TUMT and PAE are minimally invasive procedures performed in an outpatient setting that have been shown to reduce LUTS in a similar magnitude. To date there are no randomised clinical trials comparing PAE to TUMT, which is problematic as the most prominent problem with minimally invasive BPH treatment is the lack of proper selection of candidates for a specific procedure. Non-inferiority of TUMT to PAE is expected, with analysis of the secondary outcomes, the investigators aspire to contribute to a better understanding of patient selection for either treatment.
Eligibility
Inclusion Criteria:
- Ability to understand and the willingness to sign an informed consent.
- Diagnosis of LUTS secondary to BPH refractory to/contraindicated for medical treatment or not patient preference.
- Severe urinary symptoms on IPSS (IPSS score ≥ 20).
- Bladder outlet obstruction (BOO) is defined by Qmax ≤ 15ml/sec, based on uroflowmetry.
- Prostate volume at minimum 50 ml measured by TRUS or MR.
- Men with prostate cancer in Active Surveillance or Watchful Waiting who have LUTS due to a large BPH component are allowed.
- Indwelling catheter or intermittent catheter is allowed. In this case baseline IPSS is 35 points.
Exclusion Criteria:
- Active bladder cancer (patients with pTa low-grade tumors are allowed).
- Previous pelvic radiation for cancer treatment.
- Bladder stones (inclusion is allowed after removal).
- Current urethral strictures or bladder neck contracture.
- Neurogenic LUTS.
- Symptomatic urinary tract infection at the time of intervention.
- Documented bacterial prostatitis in the last year.

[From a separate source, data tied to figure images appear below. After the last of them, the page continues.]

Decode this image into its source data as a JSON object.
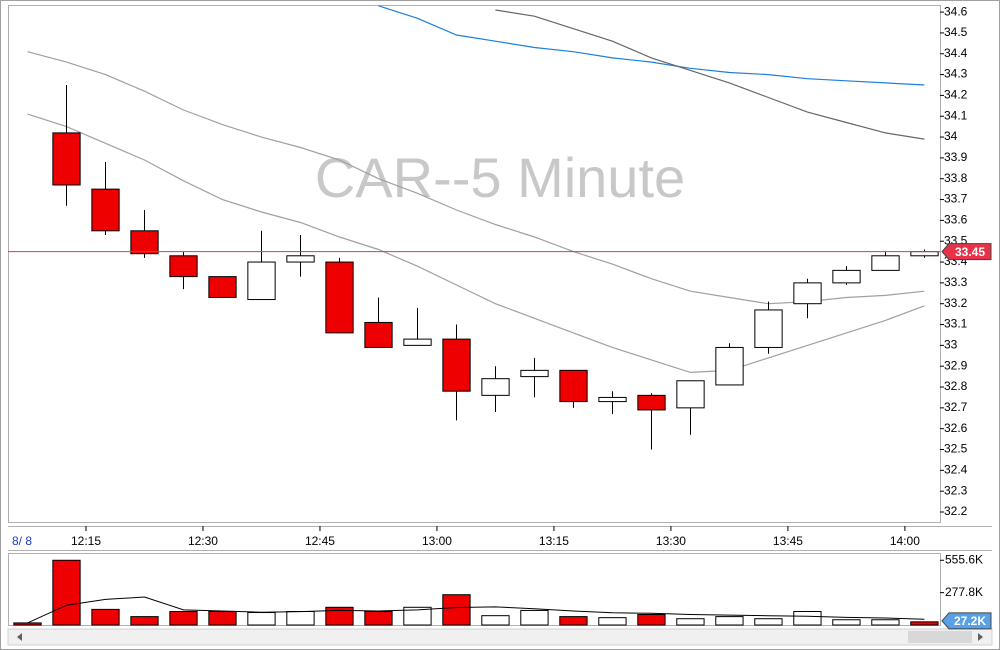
{
  "chart_data": {
    "type": "candlestick",
    "title": "CAR--5 Minute",
    "date_label": "8/ 8",
    "x": [
      725,
      730,
      735,
      740,
      745,
      750,
      755,
      760,
      765,
      770,
      775,
      780,
      785,
      790,
      795,
      800,
      805,
      810,
      815,
      820,
      825,
      830,
      835,
      840
    ],
    "xlim": [
      725,
      844.5
    ],
    "xticks": [
      {
        "value": 735,
        "label": "12:15"
      },
      {
        "value": 750,
        "label": "12:30"
      },
      {
        "value": 765,
        "label": "12:45"
      },
      {
        "value": 780,
        "label": "13:00"
      },
      {
        "value": 795,
        "label": "13:15"
      },
      {
        "value": 810,
        "label": "13:30"
      },
      {
        "value": 825,
        "label": "13:45"
      },
      {
        "value": 840,
        "label": "14:00"
      }
    ],
    "open": [
      null,
      34.02,
      33.75,
      33.55,
      33.43,
      33.33,
      33.22,
      33.4,
      33.4,
      33.11,
      33.0,
      33.03,
      32.76,
      32.85,
      32.88,
      32.73,
      32.76,
      32.7,
      32.81,
      32.99,
      33.2,
      33.3,
      33.36,
      33.43
    ],
    "high": [
      null,
      34.25,
      33.88,
      33.65,
      33.45,
      33.33,
      33.55,
      33.53,
      33.42,
      33.23,
      33.18,
      33.1,
      32.9,
      32.94,
      32.88,
      32.78,
      32.77,
      32.83,
      33.01,
      33.21,
      33.32,
      33.38,
      33.45,
      33.46
    ],
    "low": [
      null,
      33.67,
      33.53,
      33.42,
      33.27,
      33.23,
      33.22,
      33.33,
      33.06,
      32.99,
      33.0,
      32.64,
      32.68,
      32.75,
      32.7,
      32.67,
      32.5,
      32.57,
      32.81,
      32.96,
      33.13,
      33.29,
      33.36,
      33.42
    ],
    "close": [
      null,
      33.77,
      33.55,
      33.44,
      33.33,
      33.23,
      33.4,
      33.43,
      33.06,
      32.99,
      33.03,
      32.78,
      32.84,
      32.88,
      32.73,
      32.75,
      32.69,
      32.83,
      32.99,
      33.17,
      33.3,
      33.36,
      33.43,
      33.45
    ],
    "up_color": "#ffffff",
    "down_color": "#ee0000",
    "ylim": [
      32.152,
      34.634
    ],
    "yticks": [
      32.2,
      32.3,
      32.4,
      32.5,
      32.6,
      32.7,
      32.8,
      32.9,
      33,
      33.1,
      33.2,
      33.3,
      33.4,
      33.5,
      33.6,
      33.7,
      33.8,
      33.9,
      34,
      34.1,
      34.2,
      34.3,
      34.4,
      34.5,
      34.6
    ],
    "last_price": 33.45,
    "last_price_color": "#e8324a",
    "overlays": [
      {
        "color": "#1e7fd8",
        "values": [
          null,
          null,
          null,
          null,
          null,
          null,
          null,
          null,
          null,
          34.63,
          34.57,
          34.49,
          34.46,
          34.43,
          34.41,
          34.38,
          34.36,
          34.33,
          34.31,
          34.3,
          34.28,
          34.27,
          34.26,
          34.25
        ]
      },
      {
        "color": "#666666",
        "values": [
          null,
          null,
          null,
          null,
          null,
          null,
          null,
          null,
          null,
          null,
          null,
          null,
          34.61,
          34.58,
          34.52,
          34.46,
          34.38,
          34.32,
          34.26,
          34.19,
          34.12,
          34.07,
          34.02,
          33.99
        ]
      },
      {
        "color": "#a0a0a0",
        "values": [
          34.41,
          34.36,
          34.3,
          34.22,
          34.13,
          34.06,
          34.0,
          33.95,
          33.89,
          33.8,
          33.73,
          33.65,
          33.58,
          33.52,
          33.45,
          33.39,
          33.32,
          33.26,
          33.23,
          33.2,
          33.21,
          33.23,
          33.24,
          33.26
        ]
      },
      {
        "color": "#a0a0a0",
        "values": [
          34.11,
          34.05,
          33.97,
          33.89,
          33.79,
          33.7,
          33.64,
          33.59,
          33.52,
          33.46,
          33.38,
          33.29,
          33.2,
          33.13,
          33.06,
          32.99,
          32.93,
          32.87,
          32.88,
          32.94,
          33.0,
          33.06,
          33.12,
          33.19
        ]
      }
    ],
    "volume": {
      "type": "bar",
      "values": [
        18,
        555.6,
        134,
        72,
        116,
        116,
        107,
        116,
        152,
        116,
        152,
        260,
        80,
        125,
        72,
        63,
        90,
        54,
        72,
        54,
        116,
        45,
        45,
        27.2
      ],
      "colors": [
        "#ee0000",
        "#ee0000",
        "#ee0000",
        "#ee0000",
        "#ee0000",
        "#ee0000",
        "#ffffff",
        "#ffffff",
        "#ee0000",
        "#ee0000",
        "#ffffff",
        "#ee0000",
        "#ffffff",
        "#ffffff",
        "#ee0000",
        "#ffffff",
        "#ee0000",
        "#ffffff",
        "#ffffff",
        "#ffffff",
        "#ffffff",
        "#ffffff",
        "#ffffff",
        "#ee0000"
      ],
      "ylim": [
        0,
        618
      ],
      "yticks": [
        {
          "value": 277.8,
          "label": "277.8K"
        },
        {
          "value": 555.6,
          "label": "555.6K"
        }
      ],
      "last": {
        "value": 27.2,
        "label": "27.2K"
      },
      "ma_color": "#000000",
      "ma": [
        18,
        170,
        220,
        240,
        130,
        120,
        110,
        115,
        125,
        120,
        130,
        150,
        155,
        140,
        120,
        105,
        100,
        90,
        85,
        80,
        75,
        65,
        60,
        50
      ]
    }
  }
}
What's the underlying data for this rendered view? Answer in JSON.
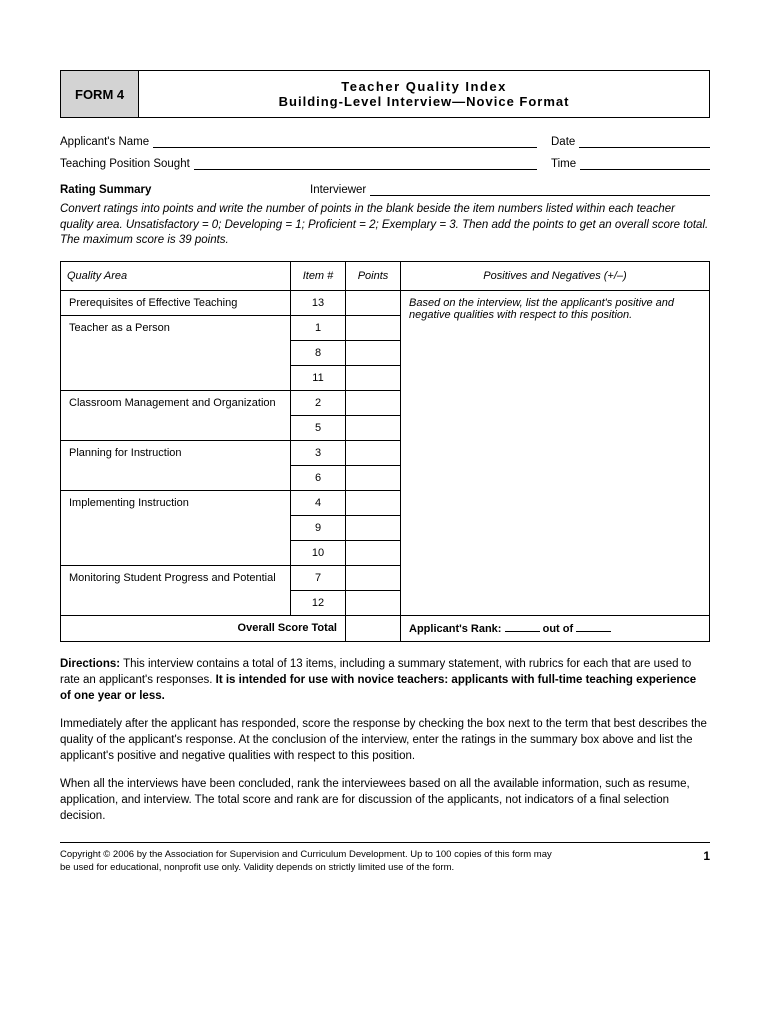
{
  "header": {
    "badge": "FORM 4",
    "title_line1": "Teacher Quality Index",
    "title_line2": "Building-Level Interview—Novice Format"
  },
  "fields": {
    "applicant_name_label": "Applicant's Name",
    "date_label": "Date",
    "position_label": "Teaching Position Sought",
    "time_label": "Time",
    "rating_summary_label": "Rating Summary",
    "interviewer_label": "Interviewer"
  },
  "instructions": "Convert ratings into points and write the number of points in the blank beside the item numbers listed within each teacher quality area. Unsatisfactory = 0; Developing = 1; Proficient = 2; Exemplary = 3. Then add the points to get an overall score total. The maximum score is 39 points.",
  "table": {
    "headers": {
      "quality_area": "Quality Area",
      "item": "Item #",
      "points": "Points",
      "positives": "Positives and Negatives (+/–)"
    },
    "rows": [
      {
        "area": "Prerequisites of Effective Teaching",
        "items": [
          "13"
        ]
      },
      {
        "area": "Teacher as a Person",
        "items": [
          "1",
          "8",
          "11"
        ]
      },
      {
        "area": "Classroom Management and Organization",
        "items": [
          "2",
          "5"
        ]
      },
      {
        "area": "Planning for Instruction",
        "items": [
          "3",
          "6"
        ]
      },
      {
        "area": "Implementing Instruction",
        "items": [
          "4",
          "9",
          "10"
        ]
      },
      {
        "area": "Monitoring Student Progress and Potential",
        "items": [
          "7",
          "12"
        ]
      }
    ],
    "positives_note": "Based on the interview, list the applicant's positive and negative qualities with respect to this position.",
    "overall_label": "Overall Score Total",
    "rank_label": "Applicant's Rank:",
    "rank_out_of": "out of"
  },
  "directions": {
    "lead": "Directions:",
    "p1a": " This interview contains a total of 13 items, including a summary statement, with rubrics for each that are used to rate an applicant's responses. ",
    "p1b": "It is intended for use with novice teachers: applicants with full-time teaching experience of one year or less.",
    "p2": "Immediately after the applicant has responded, score the response by checking the box next to the term that best describes the quality of the applicant's response. At the conclusion of the interview, enter the ratings in the summary box above and list the applicant's positive and negative qualities with respect to this position.",
    "p3": "When all the interviews have been concluded, rank the interviewees based on all the available information, such as resume, application, and interview. The total score and rank are for discussion of the applicants, not indicators of a final selection decision."
  },
  "footer": {
    "copyright": "Copyright © 2006 by the Association for Supervision and Curriculum Development. Up to 100 copies of this form may be used for educational, nonprofit use only. Validity depends on strictly limited use of the form.",
    "page": "1"
  }
}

- Severe atheromatous disease or other pathology preventing catheter-based intervention (as rated on CT angiography by an interventional radiologist).
- Allergy to iodinated contrast media.
- Renal failure defined as estimated glomerular filtration rate (eGFR) < 35ml/min.
- High bleeding risk (spontaneous international normalized ratio (INR) > 1.6).
- Contraindication to conscious sedation (if requested by the patient).
- Prostate median lobe defined by treating physician.
- Urethral colliculus to bladder neck length <35mm.